I will use this formula later for my tests.
A thing i really feel to be considered in calculating efficiency is standard deviation from the average.
A deck with lower standard deviation has a more reliable behaviour and can be confronted with later tests.
Variance also points out if the data of the test are stable or it require further analisis.
I can provide data for the deck about TTW, win rate, EM rate and gain before spins.
Anyway all these data can be mined from a tester if he keeps the data comma separated like:
turns, gain
10,16
9,40
7,17
Then it's easy to import the data in excel and do the math.
I'd consider also the turns to loss, most when dealing against FG; some decks can drag out for 30 turns before losing, or others just see the odds aren't right and surrender the first turns.
As for the standard deviation, I'm working on a little update, I could as well put it, but, IMHO, it's not that needed and could, as well, confuse someone.
As for the TTL, I felt the need for it for a little time, it could be implemented but:
1.I'm following CG's formulas, I can't deviate from it too much, even though CG itself said it wouldn't be too hard to insert TTL;
2.TTL isn't really relevant, mainly because we're not for FG, the biggest differences would be for Plat, whom is filled with Skips for certain decks.
However, calculating the TTW even when you lose basically fixs it up.
What happens when we enter TTL in the TTW slot when we lose?

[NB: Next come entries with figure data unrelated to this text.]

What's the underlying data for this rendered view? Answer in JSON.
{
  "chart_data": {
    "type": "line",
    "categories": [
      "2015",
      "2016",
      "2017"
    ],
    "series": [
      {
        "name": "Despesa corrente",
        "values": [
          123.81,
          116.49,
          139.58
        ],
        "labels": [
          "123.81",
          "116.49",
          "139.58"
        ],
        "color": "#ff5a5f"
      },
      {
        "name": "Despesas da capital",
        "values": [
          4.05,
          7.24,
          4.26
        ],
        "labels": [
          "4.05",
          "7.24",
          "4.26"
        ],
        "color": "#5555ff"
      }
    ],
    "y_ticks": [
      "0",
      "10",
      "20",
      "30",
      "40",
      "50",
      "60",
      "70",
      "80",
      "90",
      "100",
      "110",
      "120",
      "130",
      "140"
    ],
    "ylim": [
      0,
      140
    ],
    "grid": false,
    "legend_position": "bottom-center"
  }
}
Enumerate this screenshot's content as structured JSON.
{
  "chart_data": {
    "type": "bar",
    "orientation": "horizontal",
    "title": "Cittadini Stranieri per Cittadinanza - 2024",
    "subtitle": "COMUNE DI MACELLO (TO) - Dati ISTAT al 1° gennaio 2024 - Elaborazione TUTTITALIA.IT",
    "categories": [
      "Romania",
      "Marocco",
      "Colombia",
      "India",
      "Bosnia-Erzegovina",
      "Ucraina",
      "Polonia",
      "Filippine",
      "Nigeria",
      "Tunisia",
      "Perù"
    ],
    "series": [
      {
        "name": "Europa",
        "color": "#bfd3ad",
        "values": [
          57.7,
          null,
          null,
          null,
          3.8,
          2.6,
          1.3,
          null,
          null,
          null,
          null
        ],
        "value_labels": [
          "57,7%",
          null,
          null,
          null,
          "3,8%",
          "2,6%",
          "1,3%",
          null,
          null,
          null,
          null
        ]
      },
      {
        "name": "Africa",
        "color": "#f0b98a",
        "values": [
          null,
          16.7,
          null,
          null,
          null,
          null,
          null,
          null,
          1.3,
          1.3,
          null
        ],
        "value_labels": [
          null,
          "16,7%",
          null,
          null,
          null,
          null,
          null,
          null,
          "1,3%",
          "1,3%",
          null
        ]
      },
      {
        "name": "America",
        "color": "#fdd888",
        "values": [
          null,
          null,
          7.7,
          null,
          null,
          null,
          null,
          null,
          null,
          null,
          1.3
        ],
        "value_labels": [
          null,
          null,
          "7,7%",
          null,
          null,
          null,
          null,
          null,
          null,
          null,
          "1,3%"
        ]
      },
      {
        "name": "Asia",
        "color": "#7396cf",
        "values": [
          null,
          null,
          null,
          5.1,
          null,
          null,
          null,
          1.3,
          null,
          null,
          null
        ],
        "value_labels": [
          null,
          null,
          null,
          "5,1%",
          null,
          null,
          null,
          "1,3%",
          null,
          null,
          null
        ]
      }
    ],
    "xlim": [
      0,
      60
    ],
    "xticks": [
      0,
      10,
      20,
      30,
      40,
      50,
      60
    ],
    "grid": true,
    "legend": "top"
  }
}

Let's say we have a 75% WR, a 10 TTW and a 2 TTL. If we simulated 100 games, we'll be having, ideally, 75 games with 10 TTW, e 25 with a 2 TTL. If we average those we obtain a 8 TTF (Turn To Finish) on average.
Now let's try using 8 TTW as an average and then try calculating it with 10 TTW e 2 TTL.
The gain from win is ALWAYS 30, and the cost is 15. There are no spins, no special spins and no variation in the gain, neither from the HPs nor the opponent, not even EM.
Let's say that we're playing awesomely fast, 4,5 seconds per turn, 800 TPH. This way, we won't have to calculate TPH in the formula, because 100 games are exactly 1 hour.
Now, take the 75 games, multply for 30, we get 2250. Those were the electrums gained.
Now take the 25 games lost, multiply for -15, we get -375, the amout of electrums gained (and, because it is negative, the amount of electrums lost).
2250-375=1875 Electrums.
Given that the 75 games have a 10 TTW average, it is a total of 750 turns, while the losses are 50 turns. 800 turns at a 800 TPH are exactly 1 hour of gaming.
Said this, the UEI is 1875 Electrum/Hour, using TTW and TTL.
What happens if we use 8 as an average TTF?
100*8=800 turns at an 800 TPH is exactly 1 hour of gaming.
1875 Electrum/Hour, isn't that exactly the same? This works because we're not barely averaging TTW with TTL, but we took the amount of games won and lost.